What We Lose(26)
I somehow manage to go to work, to come home at night and fix my dinner, and, regardless of how little I’ve slept, wake myself the next morning, dress, and get to work on time. In the beginning, I tell Aminah nothing, but then, when we are speaking on the phone one day, she asks why I haven’t said Peter’s name in weeks. I tell her about his last weekend in Brooklyn, how cold and distant he suddenly became, how he couldn’t wait to get on that plane. It doesn’t make sense to her, how the change could have happened so suddenly—from being in love to no longer speaking. I tell her that he is different, that he cares for me, that he won’t be one of those who just disappears. I wield excuse after excuse and none of them work. I have to admit to her the truth—about the baby still growing inside me that is Peter’s.
My father is less and less available. When I call him, he answers the phone in a low voice and hurries me off the line. As he is hanging up the phone, I swear I hear a woman’s voice on the other end. Sometimes I call his number and just cry into his voicemail. I ask if he can visit me in New York, but he says that he is busy, always busy. You never had so many plans before, I tell him. You’re being very emotional, he says, stressing the last word as if it is an uncomfortable sweater he is being forced to wear. I envy the flatness in his voice, the feeling that he has steadily moved uphill away from our tragedy while I have managed to slide myself back down into a pit.
Why, why, why? Aminah prods me with this word over and over, and I have no answer. I have done only what I could manage. I have had no strength to terminate the baby, or to handle an adoption; I have only persisted, and it has landed me at this point. When I tell her how far along I am, she sighs heavily. She knows what I have been hiding from myself the past few weeks. The baby is a baby now. There’s no way to deal with this easily. I can still give it up for adoption, she tells me hopefully, but this option seems the least likely. I can’t imagine carrying the baby to term only to give it away. The shame of having to admit to the world that I can’t care for the baby seems unbearable.
I feel like I am walking on land again, like my effort is getting me somewhere.
I call on a Sunday and he again tries to hurry me off the phone.
I have no time for formalities. “What’s her name?” I demand of him, and he tells me.
The woman’s name is Elma. They have been seeing each other for the past three months, he says. It’s nothing serious yet, he is careful to mention. She is a secretary in the admissions office at the college. After he tells me this, I am silent for a while on the phone, letting myself marinate in bitterness.
“I didn’t know how to tell you, so I didn’t say anything. I didn’t know what to do. Thandi, are you there?”
“I am.”
“I want to be happy again,” he says, his voice breaking. “Don’t you think I deserve happiness?”
“Of course,” I say. “You deserve much more than that.
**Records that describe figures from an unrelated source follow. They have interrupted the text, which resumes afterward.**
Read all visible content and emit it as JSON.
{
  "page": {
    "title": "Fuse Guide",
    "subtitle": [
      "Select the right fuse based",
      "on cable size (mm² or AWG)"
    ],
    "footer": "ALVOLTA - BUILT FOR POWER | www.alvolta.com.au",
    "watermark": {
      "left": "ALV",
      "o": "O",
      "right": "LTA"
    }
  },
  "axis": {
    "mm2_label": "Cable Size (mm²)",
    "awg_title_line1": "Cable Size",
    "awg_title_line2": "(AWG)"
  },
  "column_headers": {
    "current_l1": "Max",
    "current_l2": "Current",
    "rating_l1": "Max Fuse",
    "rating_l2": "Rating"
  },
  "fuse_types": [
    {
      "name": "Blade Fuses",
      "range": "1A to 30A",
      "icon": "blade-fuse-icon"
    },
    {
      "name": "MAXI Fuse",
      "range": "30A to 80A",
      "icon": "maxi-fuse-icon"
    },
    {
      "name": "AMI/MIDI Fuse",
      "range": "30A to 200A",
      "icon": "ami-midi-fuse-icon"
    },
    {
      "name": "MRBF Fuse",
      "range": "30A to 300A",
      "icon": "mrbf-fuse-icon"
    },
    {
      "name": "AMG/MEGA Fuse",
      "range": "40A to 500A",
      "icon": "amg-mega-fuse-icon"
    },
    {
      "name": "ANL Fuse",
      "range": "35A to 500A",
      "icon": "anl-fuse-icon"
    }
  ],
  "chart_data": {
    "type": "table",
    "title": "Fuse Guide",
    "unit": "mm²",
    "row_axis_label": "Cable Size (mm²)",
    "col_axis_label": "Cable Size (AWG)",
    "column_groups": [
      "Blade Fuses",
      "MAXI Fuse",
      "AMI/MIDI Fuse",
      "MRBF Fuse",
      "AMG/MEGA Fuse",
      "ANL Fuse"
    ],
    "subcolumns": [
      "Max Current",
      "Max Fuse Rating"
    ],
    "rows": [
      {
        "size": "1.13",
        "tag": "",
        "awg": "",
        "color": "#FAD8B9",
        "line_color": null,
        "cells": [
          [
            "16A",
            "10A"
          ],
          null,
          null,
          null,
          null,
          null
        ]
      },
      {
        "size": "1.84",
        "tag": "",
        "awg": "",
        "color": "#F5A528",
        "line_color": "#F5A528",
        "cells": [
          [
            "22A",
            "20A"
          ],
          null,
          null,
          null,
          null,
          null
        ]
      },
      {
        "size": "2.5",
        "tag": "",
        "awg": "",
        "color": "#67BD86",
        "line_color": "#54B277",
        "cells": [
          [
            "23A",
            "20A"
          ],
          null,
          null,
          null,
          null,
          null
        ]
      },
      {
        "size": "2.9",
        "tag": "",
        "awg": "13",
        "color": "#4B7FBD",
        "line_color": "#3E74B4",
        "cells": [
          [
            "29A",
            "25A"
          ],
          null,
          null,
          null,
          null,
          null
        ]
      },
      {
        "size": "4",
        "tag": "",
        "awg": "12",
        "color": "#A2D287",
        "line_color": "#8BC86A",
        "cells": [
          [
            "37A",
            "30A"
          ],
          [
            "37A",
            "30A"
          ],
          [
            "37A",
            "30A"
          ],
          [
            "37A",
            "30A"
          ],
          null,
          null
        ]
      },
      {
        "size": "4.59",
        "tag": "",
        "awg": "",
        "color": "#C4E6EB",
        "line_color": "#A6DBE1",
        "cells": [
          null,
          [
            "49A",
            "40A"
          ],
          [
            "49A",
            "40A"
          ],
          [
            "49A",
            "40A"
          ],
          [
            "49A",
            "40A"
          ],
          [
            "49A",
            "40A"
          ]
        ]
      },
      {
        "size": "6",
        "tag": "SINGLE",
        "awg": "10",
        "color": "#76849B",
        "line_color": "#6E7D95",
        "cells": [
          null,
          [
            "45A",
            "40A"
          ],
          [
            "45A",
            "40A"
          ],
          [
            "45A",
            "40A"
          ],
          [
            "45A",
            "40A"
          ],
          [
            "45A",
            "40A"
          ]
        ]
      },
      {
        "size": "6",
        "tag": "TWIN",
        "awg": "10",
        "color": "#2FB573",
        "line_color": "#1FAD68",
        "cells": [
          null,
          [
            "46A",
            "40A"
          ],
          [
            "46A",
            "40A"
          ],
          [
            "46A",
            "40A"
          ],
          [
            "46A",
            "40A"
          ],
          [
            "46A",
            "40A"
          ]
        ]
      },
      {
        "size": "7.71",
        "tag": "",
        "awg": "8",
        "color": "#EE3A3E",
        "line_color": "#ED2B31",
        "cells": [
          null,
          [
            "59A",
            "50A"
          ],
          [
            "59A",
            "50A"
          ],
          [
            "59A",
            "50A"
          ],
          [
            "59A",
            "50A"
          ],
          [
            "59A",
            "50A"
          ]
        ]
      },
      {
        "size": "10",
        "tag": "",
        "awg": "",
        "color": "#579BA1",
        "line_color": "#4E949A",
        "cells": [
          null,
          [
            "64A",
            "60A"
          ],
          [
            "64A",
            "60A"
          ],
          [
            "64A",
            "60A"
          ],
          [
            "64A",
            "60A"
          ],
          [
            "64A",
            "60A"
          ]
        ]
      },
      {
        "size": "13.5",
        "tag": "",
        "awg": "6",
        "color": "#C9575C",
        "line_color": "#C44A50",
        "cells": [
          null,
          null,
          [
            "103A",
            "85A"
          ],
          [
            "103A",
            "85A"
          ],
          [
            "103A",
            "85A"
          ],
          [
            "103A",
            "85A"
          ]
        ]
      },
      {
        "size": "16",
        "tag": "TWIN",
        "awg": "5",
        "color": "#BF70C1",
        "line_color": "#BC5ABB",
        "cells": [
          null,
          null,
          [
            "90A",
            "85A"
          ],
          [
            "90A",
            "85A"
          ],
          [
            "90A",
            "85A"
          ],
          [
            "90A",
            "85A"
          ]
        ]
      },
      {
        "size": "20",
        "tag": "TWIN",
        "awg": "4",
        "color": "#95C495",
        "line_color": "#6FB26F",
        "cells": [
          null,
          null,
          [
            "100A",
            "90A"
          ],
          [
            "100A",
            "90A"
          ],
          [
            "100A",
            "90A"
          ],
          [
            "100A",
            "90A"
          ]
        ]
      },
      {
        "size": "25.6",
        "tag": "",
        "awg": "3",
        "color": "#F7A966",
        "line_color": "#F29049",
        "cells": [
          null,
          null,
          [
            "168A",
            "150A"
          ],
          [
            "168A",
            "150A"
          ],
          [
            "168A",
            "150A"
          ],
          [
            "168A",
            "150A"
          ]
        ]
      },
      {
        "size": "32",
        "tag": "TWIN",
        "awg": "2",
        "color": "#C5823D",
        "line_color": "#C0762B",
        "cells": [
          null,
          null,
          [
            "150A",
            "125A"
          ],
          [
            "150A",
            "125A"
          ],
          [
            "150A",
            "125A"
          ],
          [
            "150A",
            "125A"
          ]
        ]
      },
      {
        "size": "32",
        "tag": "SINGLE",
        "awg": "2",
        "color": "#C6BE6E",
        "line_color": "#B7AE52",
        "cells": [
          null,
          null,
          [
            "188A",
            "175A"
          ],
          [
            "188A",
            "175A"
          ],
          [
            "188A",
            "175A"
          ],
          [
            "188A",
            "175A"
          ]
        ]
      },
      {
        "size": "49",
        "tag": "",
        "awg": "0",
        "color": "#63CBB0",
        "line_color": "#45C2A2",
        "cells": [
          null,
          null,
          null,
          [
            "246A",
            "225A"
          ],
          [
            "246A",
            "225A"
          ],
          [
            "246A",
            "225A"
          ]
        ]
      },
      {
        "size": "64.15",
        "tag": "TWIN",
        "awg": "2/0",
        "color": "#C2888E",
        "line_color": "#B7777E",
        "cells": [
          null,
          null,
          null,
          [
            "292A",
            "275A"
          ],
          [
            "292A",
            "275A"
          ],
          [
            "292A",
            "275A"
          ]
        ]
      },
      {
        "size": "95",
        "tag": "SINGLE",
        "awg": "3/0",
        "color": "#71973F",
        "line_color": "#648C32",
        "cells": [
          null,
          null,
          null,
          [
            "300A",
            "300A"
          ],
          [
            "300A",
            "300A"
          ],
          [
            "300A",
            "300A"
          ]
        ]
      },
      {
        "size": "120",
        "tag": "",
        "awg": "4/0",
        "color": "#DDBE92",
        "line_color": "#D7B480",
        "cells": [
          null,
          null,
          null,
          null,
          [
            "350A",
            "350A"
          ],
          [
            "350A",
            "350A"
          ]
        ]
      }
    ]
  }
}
I only wish I could be okay with what form of happiness you’ve chosen.”
“Well, you know, these things choose us.”
“Hmmph,” I grunt. “Well, I don’t want to meet her. I don’t want to know her. Do you hear me?”
“Yes, honey, that’s fine. I understand.”
I can’t stop repeating it in my head: Elma. Elma. Elma. I have the sudden urge to stab something.
“Dad, I’m pregnant.”
The spare room in Aminah and Frank’s townhouse is outfitted in antique floral prints, medals and trophies from Frank’s high school days, and pictures of Aminah’s father. The effect is a strange mash-up of WASP-Afrocentric style that I am forced to take in every night.
Aminah has accosted me into staying with her and Frank for a week. On the phone one day, she suggests gently, then more forcefully, that I could use some time to rest.
“I can rest well enough in my own apartment.”
“It will be good for you to be around friends.”
I run out of excuses with Aminah, so I call in at work, lying to my boss that I have the flu. My boss is satisfied with this explanation for my recent erratic behavior. I pack my bag and take a train to Philadelphia.
For dinner, Aminah cooks me meals composed mostly of vegetables from the farmer’s market—no risky foods like seafood or rare meat. At the dinner table, she and Frank have wine from the wine fridge that glows like a spaceship under their new countertops. She’s bought me nonalcoholic wine, but I refuse that.
“I can have up to a glass a day. They say it’s even good for you.”
But Aminah just dips her head. She is doing her standard steel gaze—she pretends she hasn’t heard me.
“Asparagus?” she holds a gold-rimmed platter out to me.
Later that night, Aminah buries me under stacks of blankets.
“I feel like a real pregnant woman,” I say. “You got me all laid up here. I’m not on bed rest, you know.”
She does her steel gaze again and leaves the room. After she’s gone I try to decide exactly what I’ve done to offend her—is it the pregnancy itself, or the fact that I don’t seem to be taking it as seriously as she thinks I should?
Frank works from home the third day. In the morning he cooks me scrambled eggs; he peels and sections my orange, slices my apples into eighths with the cores cut out.